Today, Prometheus (HIP-0031) handles short-term metrics with a 15-day retention window. ClickHouse (HIP-0047) handles high-volume analytics events. But a gap exists between these two systems:
-
Prometheus is not a long-term database. Its local TSDB is designed for real-time alerting with limited retention. Queries over weeks or months require workarounds like Thanos or Cortex, each introducing significant operational complexity (object storage, compactors, store gateways, query frontends). We need a simpler long-term metrics store.
-
ClickHouse is optimized for analytics, not metrics. ClickHouse excels at scanning billions of wide event rows with dozens of string columns. Metrics are narrow: a timestamp, a metric name, a numeric value, and a handful of labels. ClickHouse can store metrics, but it lacks native constructs for continuous aggregation, time-bucket functions, gap filling, and last-observation-carried-forward interpolation that metrics queries demand constantly.
-
AI workloads need metric correlation with relational data. When a model's p99 latency spikes, engineers need to JOIN that timeseries against the relational model registry (which model version, which GPU node, which organization's traffic caused the spike). This requires the metrics database to speak SQL and live in the PostgreSQL ecosystem where relational tables already exist.
-
No rollup pipeline. Raw metrics at 1-second resolution consume substantial storage.
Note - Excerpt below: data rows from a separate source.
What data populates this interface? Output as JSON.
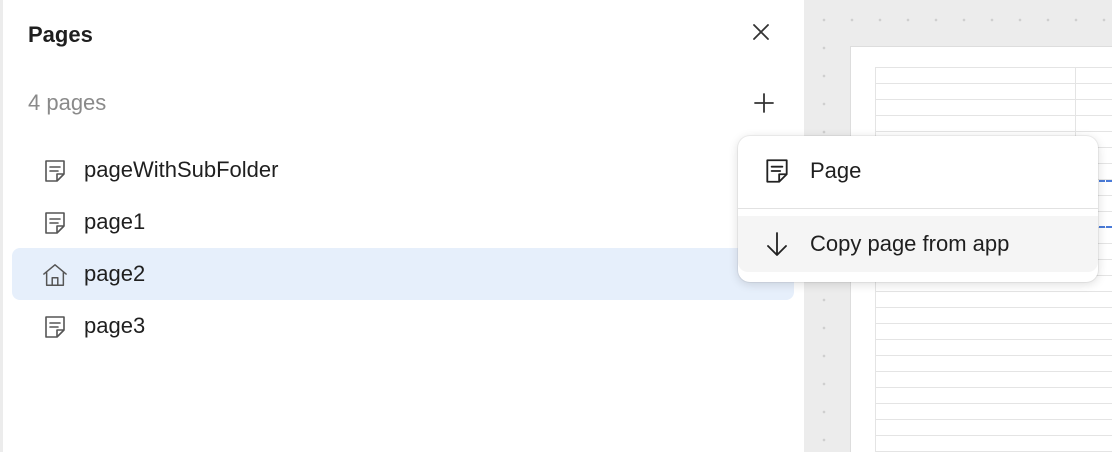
{
  "panel": {
    "title": "Pages",
    "page_count": "4 pages",
    "close_icon": "close-icon",
    "add_icon": "plus-icon"
  },
  "pages": [
    {
      "label": "pageWithSubFolder",
      "icon": "page-icon",
      "selected": false
    },
    {
      "label": "page1",
      "icon": "page-icon",
      "selected": false
    },
    {
      "label": "page2",
      "icon": "home-icon",
      "selected": true
    },
    {
      "label": "page3",
      "icon": "page-icon",
      "selected": false
    }
  ],
  "menu": {
    "items": [
      {
        "label": "Page",
        "icon": "page-icon"
      },
      {
        "label": "Copy page from app",
        "icon": "arrow-down-icon"
      }
    ]
  },
  "colors": {
    "selected_bg": "#e6effb",
    "muted_text": "#8a8a8a",
    "canvas_bg": "#ececec"
  }
}
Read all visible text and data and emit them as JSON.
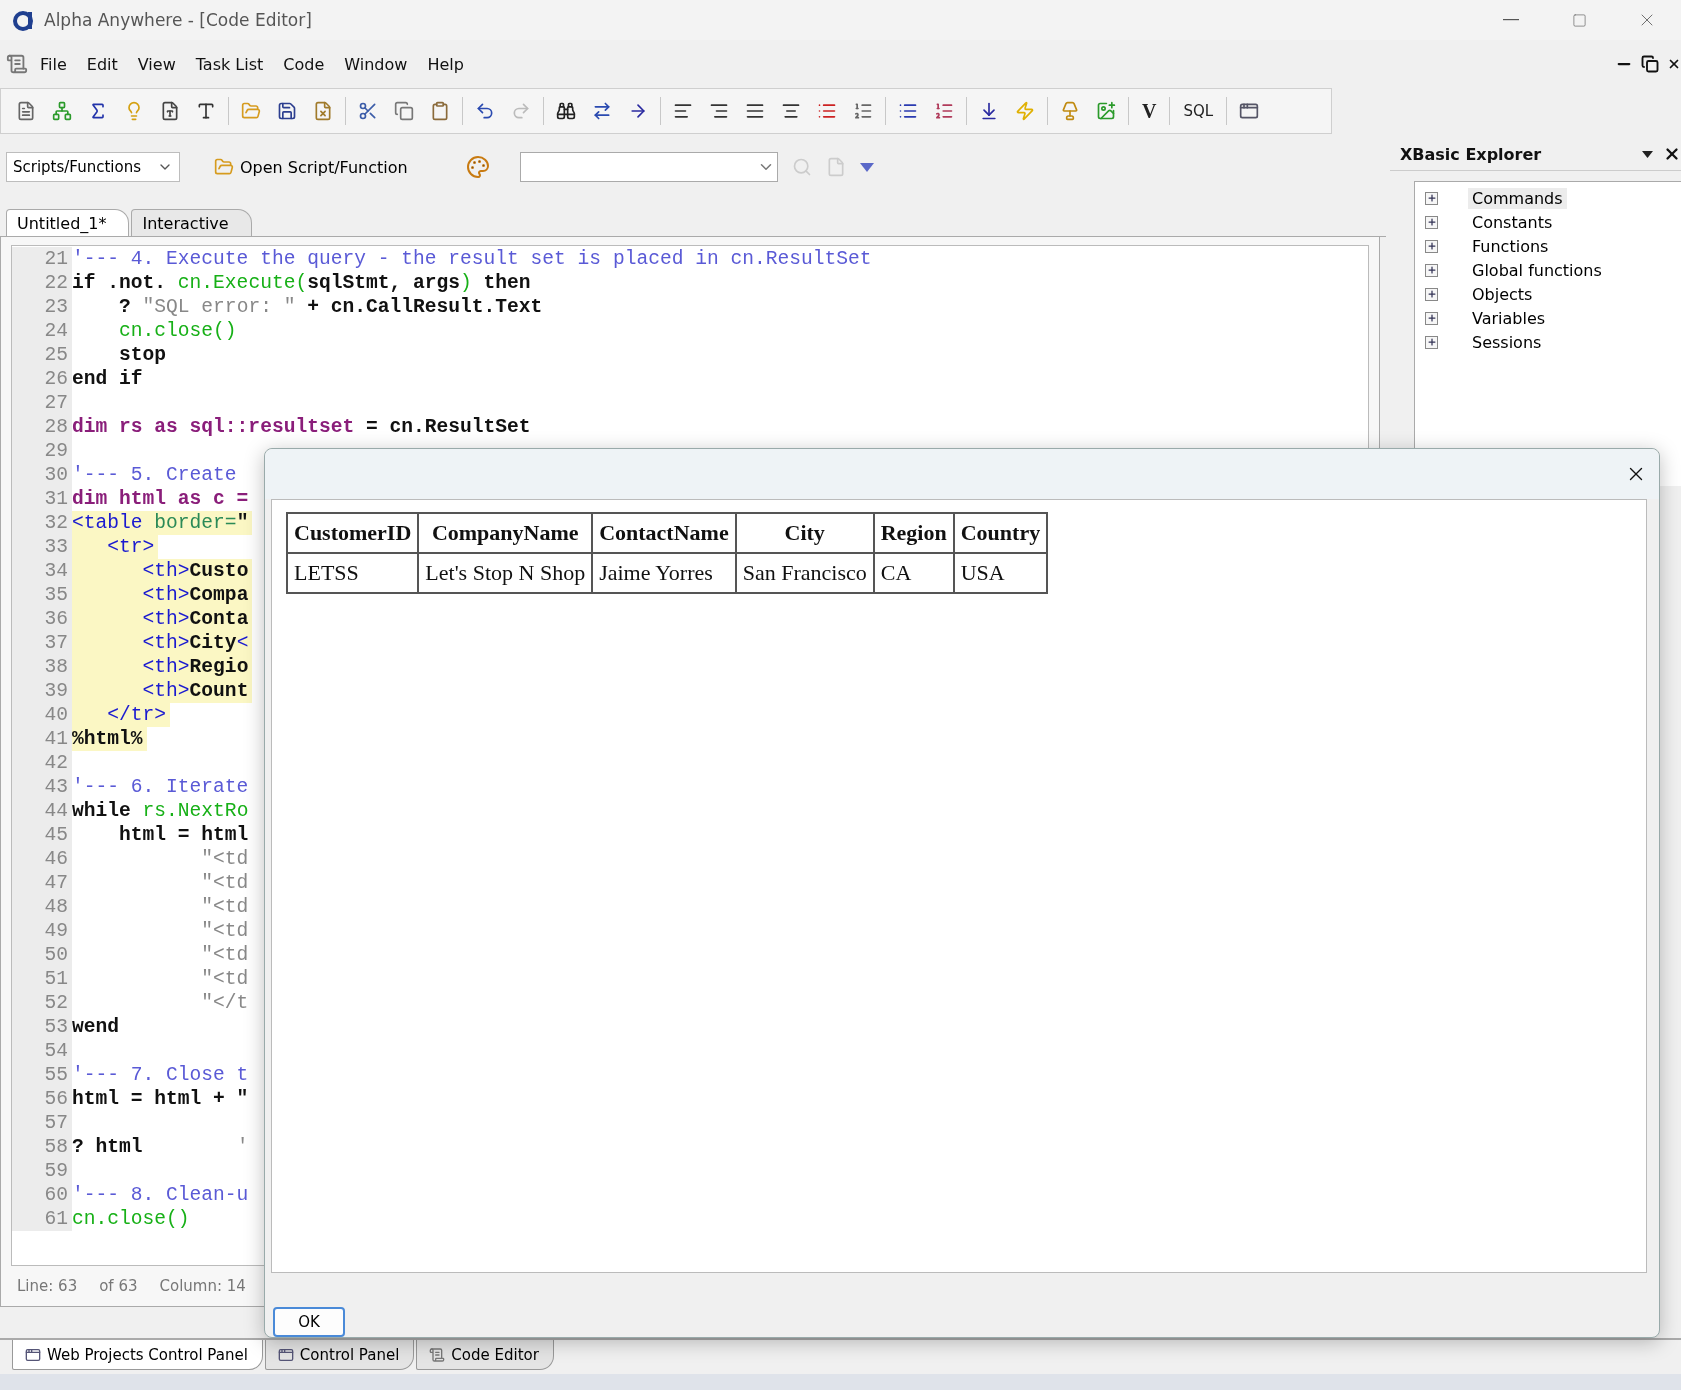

A single metric with 100 label combinations produces 8.6 million data points per day. After 90 days, that is 780 million rows for ONE metric. Without continuous aggregation that rolls 1-second data into 1-minute, 1-hour, and 1-day summaries, long-term metric storage is economically infeasible.
-
Alerting needs historical context. Alert rules that fire on "p99 latency exceeds the 30-day rolling average by 3 standard deviations" require efficient access to 30 days of aggregated latency data. Prometheus cannot serve this. ClickHouse can, but not with the ergonomics that time-series native functions provide.
We need a dedicated timeseries database that bridges the gap between Prometheus's real-time window and ClickHouse's analytics warehouse.
Design Philosophy
This section explains the reasoning behind each major architectural decision. Understanding the why is as important as understanding the what.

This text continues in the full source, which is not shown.